To help bring the brand to China, the Pasadena, Calif.-based quick-service company relied on Will Zhu (above), a Chinese national who became the company’s master franchisee. Zhu approached the company after having tried Wetzel’s while traveling in California.
So far, “consumer reaction has been really positive,” Flaig said.
A few months later, Wetzel’s Pretzels has two mall-based locations open in China, two more in the works and ultimately plans to open 50 locations in the next 10 years. The company is part of a new wave of brands looking to expand their reach in the most populous country. Brands like McDonald’s, KFC and Pizza Hut have paved the way, with varied levels of success, but the newer brands entering the market are finding competition from homegrown sources and discovering new demands and desires from Chinese consumers.
“In general, there's just a sense that there's a great deal of potential in China,” said Michael Schaefer, global food and beverage analyst for Euromonitor, a market research provider.
“It's almost like we're getting a second wave of some international chains, especially coffee chains looking to set up shop there.” Chinese consumers are excited about specialty coffee.
Starbucks Coffee Co. has been in the region for nearly two decades, but in the past few years has seen impressive growth. In fact, the company recently announced it is opening a cafe every 15 hours in China.
Although Starbucks had a disappointing Q3 in China, the company attributed this to a rapid opening of new locations that partly cannibalized sales from existing sites. The company currently has approximately 3,400 stores in China.
“Having been in China since 1999, the strength of our brand, the trust we have built with our customers and partners, and our working knowledge of the many nuances of the China market uniquely positions us for continued long-term success,” CEO Kevin Johnson said during the third-quarter earnings call.
Starbucks is planning to introduce delivery in the large markets of Beijing and Shanghai this fall and revealed a deeper partnership, including on-demand ordering, with Alibaba, sometimes referred to as the Amazon of China.
It seems Restaurant Brands International Inc.-owned Tim Hortons is ready to follow in Starbucks’ footsteps.
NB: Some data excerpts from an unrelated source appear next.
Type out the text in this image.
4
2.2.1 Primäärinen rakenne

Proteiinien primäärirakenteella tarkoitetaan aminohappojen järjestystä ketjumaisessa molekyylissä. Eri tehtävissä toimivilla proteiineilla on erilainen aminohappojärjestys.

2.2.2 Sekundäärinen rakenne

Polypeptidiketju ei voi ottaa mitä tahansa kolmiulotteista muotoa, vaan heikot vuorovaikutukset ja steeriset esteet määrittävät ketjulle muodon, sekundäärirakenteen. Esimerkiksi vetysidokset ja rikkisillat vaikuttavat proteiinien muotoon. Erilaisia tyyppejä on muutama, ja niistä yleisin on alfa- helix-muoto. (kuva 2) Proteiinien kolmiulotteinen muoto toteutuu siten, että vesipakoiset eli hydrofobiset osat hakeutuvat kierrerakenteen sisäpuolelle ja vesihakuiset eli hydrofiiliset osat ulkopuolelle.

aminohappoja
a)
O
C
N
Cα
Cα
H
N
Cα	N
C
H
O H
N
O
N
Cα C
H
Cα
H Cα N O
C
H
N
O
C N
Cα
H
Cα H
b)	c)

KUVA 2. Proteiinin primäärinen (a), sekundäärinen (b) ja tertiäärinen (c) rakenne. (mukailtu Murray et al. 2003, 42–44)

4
In July the coffee brand announced an exclusive master franchise joint venture agreement to open more than 1,5000 Tim Hortons restaurants throughout China in the next 10 years.
“We’ve been flat in sales over the last few quarters in the U.S. and Canada,” Alex Macedo, president of Tim Hortons, told The Wall Street Journal in July. “We feel really good about the China opportunity right now.”
Facing challenges and competition
Brands entering the market today face new concerns, said Schaefer.
“I personally don't see any guarantees here. I think Chinese consumers are becoming much more sophisticated,” said Schaefer. “There's a great deal of preference for local products. Local players are becoming much more advanced. There's a huge amount of investment capital and talented restaurant operators in China, [and] a lot of new Chinese brands that are growing.”
In the coffee space, for example, Beijing-based Luckin Coffee has opened over 500 outlets in Chinese cities less than a year after launching, according to the business news site Quartz.
Another concern for foreign brands is the perception of being unhealthy and lacking transparency, said Schaefer.
“I think a lot of the big brands, the biggest American brands like McDonald's and KFC and so on, have spent the last couple of years in a kind of transition period,” said Schaefer.
“We saw Yum! Brands spin off its China operations, they're franchised now, and that was a big deal. And both McDonald's and Yum brands and many other brands have had a number of food safety scandals in the 10 years that they've been involved with. I think there's been a reordering of demand of the supply chain of what consumers are looking for.”
Yum! Brands, Inc. spun off its China operations in 2016 after economic and food safety concerns. But Yum, which owns KFC, Pizza Hut and Taco Bell, has recently begun growing the later brand in China.
“We see Yum Brands doing more and more with Taco Bell as kind of its international American brand,” said Schaefer. “Taco Bell kind of represents a next step in the kind of American experience that is being sold through a chain restaurant.”
Taco Bell currently has three restaurants in China and while the core of the brand is consistent, said Lawrence Kim, Taco Bell’s VP of growth, the company creates menu items specifically for the Chinese consumer's taste such as a shrimp and avocado burrito, a crunchy crayfish taco and oolong milk tea.
Quick-service brands like Taco Bell face increasing competition in the U.S., so while growth in China might be tricky it’s hard to pass up.
“The size of the prize is so worth it that you go through the growing pains, versus a very small market,” said Charles Jemley, the new CFO of CKE Restaurants Holdings, Inc.
CKE, the parent company of Carl’s Jr. and Hardee’s, has fewer than 20 locations in China right now but has ambitious plans for growth. Jemley, who worked on international growth for Yum and Starbucks, has found challenges with real estate and labor in the country, but said, “you cannot be a global brand and not be China. You just can't do that. It's too big a market.”
And international growth has its fair share of softer benefits, too.
“What I really like about internationally, honestly, is it's also a clean sheet of paper, oftentimes for the brands that have the history like our brands do you can test fast and learn fast there,” said Jemley. “A lot of innovation at the brands I've been at previously have come from their overseas operations.”